The Nostrand Avenue shop will be open seven days a week from about 6:30 a.m. to 9 p.m. and offer baked goods, soups sandwiches, coffee, and most important for many, free wifi. 

Although the brothers have shops in Brooklyn Heights, Park Slope and Windsor Terrace, they’ve also opened stores in more up and coming neighborhoods including on Myrtle Avenue in Fort Greene in 2002 and Cortelyou Road in Ditmas Park in 2007. Their sixth location opened in 2008 on Fulton Street in Fort Greene. (For those wondering, the Conneticut in the name comes from where the first shop got its muffins.)

“We’re looking forward to coming to Crown Heights,” Abdelhadi said. “I think that it’s going to be the next neighborhood, I really do.”

“They want to take chances with an up-and-coming neighborhood,” said Barbara Brown-Allen, an associate broker with Prudential Douglas Elliman who lives near Nostrand Avenue helped convince the Abdelhadi brothers to lease the space (as a neighborhood advocate, not a broker; she didn’t get a commission from the deal, she said).

“I think people will take notice. Now that Conneticut Muffin has come in, other businesses will take an interest, too," she said.

Barbara’s Flowers owner Fred Powell, who owns the entire corner building, said he had been planning to move out of the 109-year-old shop temporarily to renovate, so it made sense to renovate first the vacant storefronts in the same building first, then move permanently and lease the corner space to the Abdelhadis.
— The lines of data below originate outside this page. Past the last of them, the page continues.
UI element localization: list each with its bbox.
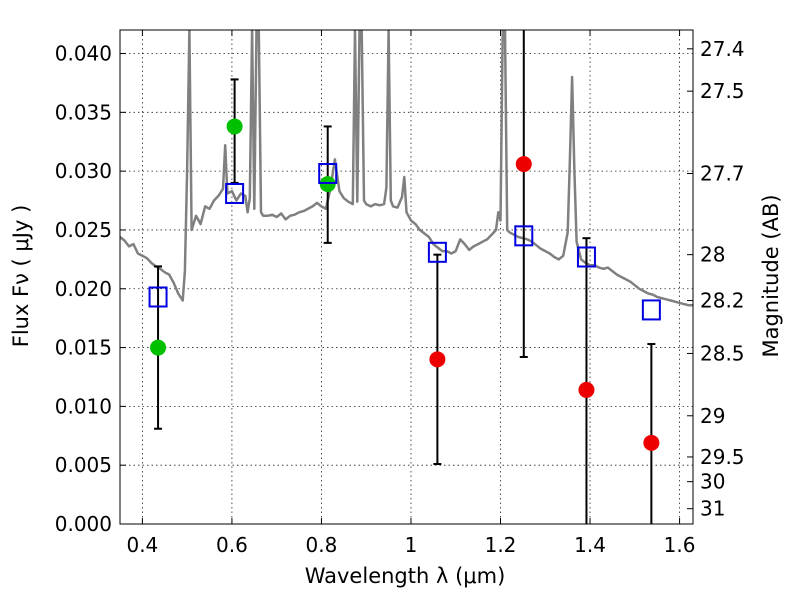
y-tick-label: 0.020 (55, 277, 112, 301)
right-tick-label: 30 (700, 470, 725, 494)
y-tick-label: 0.000 (55, 512, 112, 536)
y-tick-label: 0.040 (55, 42, 112, 66)
right-tick-label: 31 (700, 497, 725, 521)
model-photometry-box (148, 286, 168, 308)
error-bars (154, 30, 656, 524)
observed-point (515, 156, 532, 173)
right-tick-label: 27.5 (700, 79, 745, 103)
axis-ticks (120, 30, 693, 525)
grid (120, 30, 693, 525)
y-tick-label: 0.015 (55, 336, 112, 360)
y-tick-label: 0.010 (55, 394, 112, 418)
model-photometry-box (318, 162, 338, 184)
model-photometry-box (641, 299, 661, 321)
observed-point (226, 118, 243, 135)
plot-frame (119, 29, 694, 525)
observed-point (643, 434, 660, 451)
model-spectrum-line (120, 30, 693, 307)
x-tick-label: 1.6 (664, 533, 696, 557)
right-tick-label: 28.5 (700, 341, 745, 365)
model-photometry-box (225, 182, 245, 204)
model-photometry-box (514, 225, 534, 247)
model-photometry-box (576, 246, 596, 268)
x-axis-label: Wavelength λ (μm) (305, 564, 506, 588)
observed-points (150, 118, 660, 451)
right-tick-labels: 27.4 27.5 27.7 28 28.2 28.5 29 29.530 31 (700, 37, 745, 521)
y-tick-label: 0.025 (55, 218, 112, 242)
x-tick-label: 1 (405, 533, 418, 557)
right-tick-label: 29 (700, 404, 725, 428)
x-tick-label: 0.6 (216, 533, 248, 557)
y-tick-label: 0.030 (55, 159, 112, 183)
y-tick-labels: 0.000 0.005 0.010 0.015 0.020 0.025 0.030 0.035… (55, 42, 112, 536)
model-spectrum-layer (120, 30, 693, 307)
y-axis-label: Flux Fν ( μJy ) (9, 205, 33, 348)
right-tick-label: 27.7 (700, 161, 745, 185)
right-axis-label: Magnitude (AB) (759, 194, 783, 357)
model-photometry-box (427, 241, 447, 263)
right-tick-label: 27.4 (700, 37, 745, 61)
y-tick-label: 0.035 (55, 100, 112, 124)
right-tick-label: 28.2 (700, 289, 745, 313)
observed-point (150, 339, 167, 356)
x-tick-label: 0.4 (126, 533, 158, 557)
observed-point (578, 381, 595, 398)
y-tick-label: 0.005 (55, 453, 112, 477)
x-tick-label: 1.4 (574, 533, 606, 557)
observed-point (319, 176, 336, 193)
right-tick-label: 29.5 (700, 445, 745, 469)
x-tick-label: 1.2 (485, 533, 517, 557)
right-tick-label: 28 (700, 243, 725, 267)
x-tick-label: 0.8 (306, 533, 338, 557)
x-tick-labels: 0.4 0.6 0.8 1 1.2 1.4 1.6 (126, 533, 695, 557)
model-photometry-boxes (148, 162, 661, 321)
observed-point (429, 351, 446, 368)
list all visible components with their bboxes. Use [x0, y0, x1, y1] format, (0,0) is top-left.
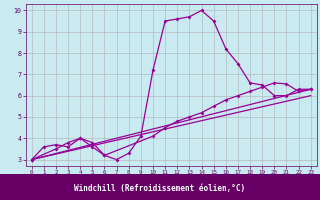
Text: Windchill (Refroidissement éolien,°C): Windchill (Refroidissement éolien,°C): [75, 184, 245, 193]
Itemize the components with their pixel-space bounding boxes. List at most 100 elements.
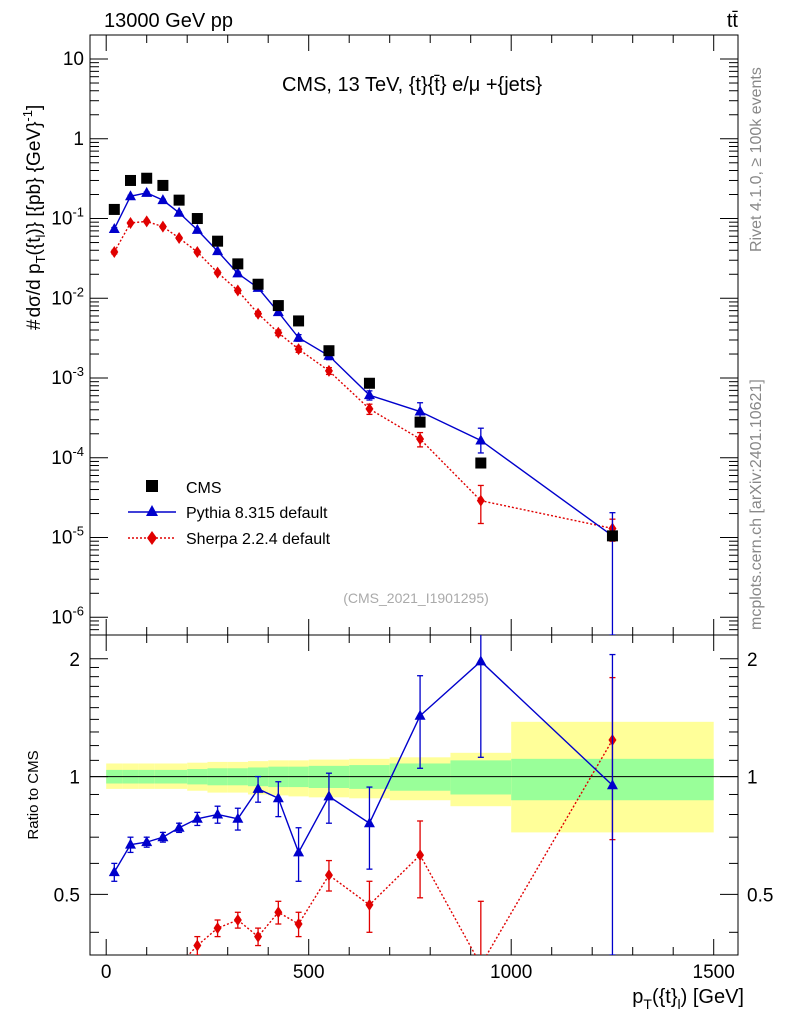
sherpa-point <box>233 284 242 297</box>
ratio-y-tick-label-left: 0.5 <box>54 885 80 906</box>
pythia-point <box>475 434 487 445</box>
pythia-point <box>272 306 284 317</box>
main-y-tick-label: 10-3 <box>51 364 84 389</box>
legend-marker-sherpa <box>147 531 157 545</box>
sherpa-point <box>294 918 303 931</box>
rivet-version-label: Rivet 4.1.0, ≥ 100k events <box>748 67 765 252</box>
cms-data-point <box>293 315 305 327</box>
sherpa-point <box>324 869 333 882</box>
sherpa-point <box>213 922 222 935</box>
cms-data-point <box>414 416 426 428</box>
main-y-tick-label: 10-2 <box>51 284 84 309</box>
sherpa-point <box>365 898 374 911</box>
main-y-tick-label: 10-6 <box>51 603 84 628</box>
cms-data-point <box>108 203 120 215</box>
x-axis-label: pT({t}l) [GeV] <box>632 986 744 1012</box>
ratio-y-axis-label: Ratio to CMS <box>25 750 42 839</box>
main-y-axis-label: #dσ/d pT({tl)} [{pb} {GeV}-1] <box>20 105 48 330</box>
pythia-point <box>414 709 426 720</box>
pythia-point <box>414 405 426 416</box>
ratio-band-inner <box>450 760 512 795</box>
pythia-point <box>323 790 335 801</box>
sherpa-point <box>143 981 151 993</box>
legend-label-cms: CMS <box>186 480 222 497</box>
x-tick-label: 1000 <box>490 962 532 983</box>
main-y-tick-label: 1 <box>73 129 84 150</box>
svg-text:pT({t}l) [GeV]: pT({t}l) [GeV] <box>632 986 744 1012</box>
pythia-point <box>108 866 120 877</box>
sherpa-point <box>416 433 425 446</box>
sherpa-point <box>142 215 151 228</box>
chart-title: CMS, 13 TeV, {t}{t̄} e/μ +{jets} <box>282 74 542 96</box>
pythia-point <box>141 836 153 847</box>
pythia-point <box>108 222 120 233</box>
legend-label-pythia: Pythia 8.315 default <box>186 505 328 522</box>
sherpa-point <box>110 246 119 259</box>
pythia-point <box>252 782 264 793</box>
sherpa-point <box>477 959 485 971</box>
cms-data-point <box>125 174 136 186</box>
cms-data-point <box>141 172 153 184</box>
pythia-point <box>212 808 224 819</box>
pythia-point <box>157 831 169 842</box>
main-y-tick-label: 10-5 <box>51 524 84 549</box>
ratio-y-tick-label-right: 0.5 <box>747 885 773 906</box>
header-left: 13000 GeV pp <box>104 10 233 32</box>
sherpa-point <box>127 981 135 993</box>
sherpa-point <box>213 266 222 279</box>
ratio-y-tick-label-left: 1 <box>69 768 80 789</box>
sherpa-point <box>294 343 303 356</box>
cms-data-point <box>363 377 375 389</box>
sherpa-point <box>274 906 283 919</box>
ratio-series <box>108 635 618 993</box>
sherpa-point <box>254 930 263 943</box>
main-y-tick-label: 10 <box>63 49 84 70</box>
pythia-point <box>606 779 618 790</box>
pythia-ratio-line <box>113 660 613 873</box>
pythia-point <box>141 186 153 197</box>
pythia-point <box>232 267 244 278</box>
sherpa-line <box>113 220 613 530</box>
mcplots-label: mcplots.cern.ch [arXiv:2401.10621] <box>748 379 765 630</box>
pythia-point <box>191 812 203 823</box>
pythia-point <box>212 245 224 256</box>
ratio-frame <box>89 634 739 956</box>
main-y-tick-label: 10-1 <box>51 205 84 230</box>
sherpa-point <box>274 326 283 339</box>
pythia-point <box>232 812 244 823</box>
ratio-y-tick-label-right: 1 <box>747 768 758 789</box>
cms-data-point <box>606 530 618 542</box>
sherpa-point <box>158 220 167 233</box>
sherpa-point <box>254 307 263 320</box>
sherpa-ratio-line <box>187 739 614 955</box>
sherpa-point <box>193 246 202 259</box>
pythia-point <box>272 792 284 803</box>
legend-marker-cms <box>146 480 158 492</box>
legend: CMS Pythia 8.315 default Sherpa 2.2.4 de… <box>128 480 331 548</box>
header-right: tt̄ <box>727 10 739 32</box>
pythia-point <box>125 838 136 849</box>
legend-marker-pythia <box>146 505 158 516</box>
sherpa-point <box>126 216 135 229</box>
sherpa-point <box>193 939 202 952</box>
cms-data-point <box>173 194 185 206</box>
ratio-y-tick-label-left: 2 <box>69 650 80 671</box>
sherpa-point <box>324 364 333 377</box>
pythia-point <box>475 655 487 666</box>
ratio-y-tick-label-right: 2 <box>747 650 758 671</box>
cms-data-point <box>272 300 284 312</box>
sherpa-point <box>476 494 485 507</box>
legend-label-sherpa: Sherpa 2.2.4 default <box>186 531 331 548</box>
cms-data-point <box>212 235 224 247</box>
pythia-point <box>191 223 203 234</box>
sherpa-point <box>175 231 184 244</box>
sherpa-point <box>365 402 374 415</box>
analysis-watermark: (CMS_2021_I1901295) <box>343 590 489 606</box>
ratio-axis-ticks: 0.5 0.5 1 1 2 2 0 500 1000 1500 <box>54 635 773 983</box>
cms-data-point <box>475 457 487 469</box>
x-tick-label: 500 <box>293 962 325 983</box>
cms-data-point <box>252 278 264 290</box>
sherpa-point <box>110 981 118 993</box>
pythia-point <box>173 206 185 217</box>
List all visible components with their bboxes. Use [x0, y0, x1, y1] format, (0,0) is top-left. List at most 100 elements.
The corner has had a flower since 1903 when Calas Brothers Florist opened. Powell and his wife, Barbara, took over the business in 1972.

“I think that it will be a welcome presence on the avenue,” Powell said. “I think that Nostrand Avenue is on the upswing and I think Connecticut Muffin is reflective of that.”

But not everyone is cheering the change.

“It’s a wait and see,” said Atim Oton, chair of Community Board 8’s Economic Development Committee.

While a business like Connecticut Muffin would add to the “vitality” of the avenue, it could also lead to increased rents and take business away from nearby merchants, such as restaurants and bodegas that already sell coffee and baked goods, she said.

“Hopefully we don’t lose another small business,” she said.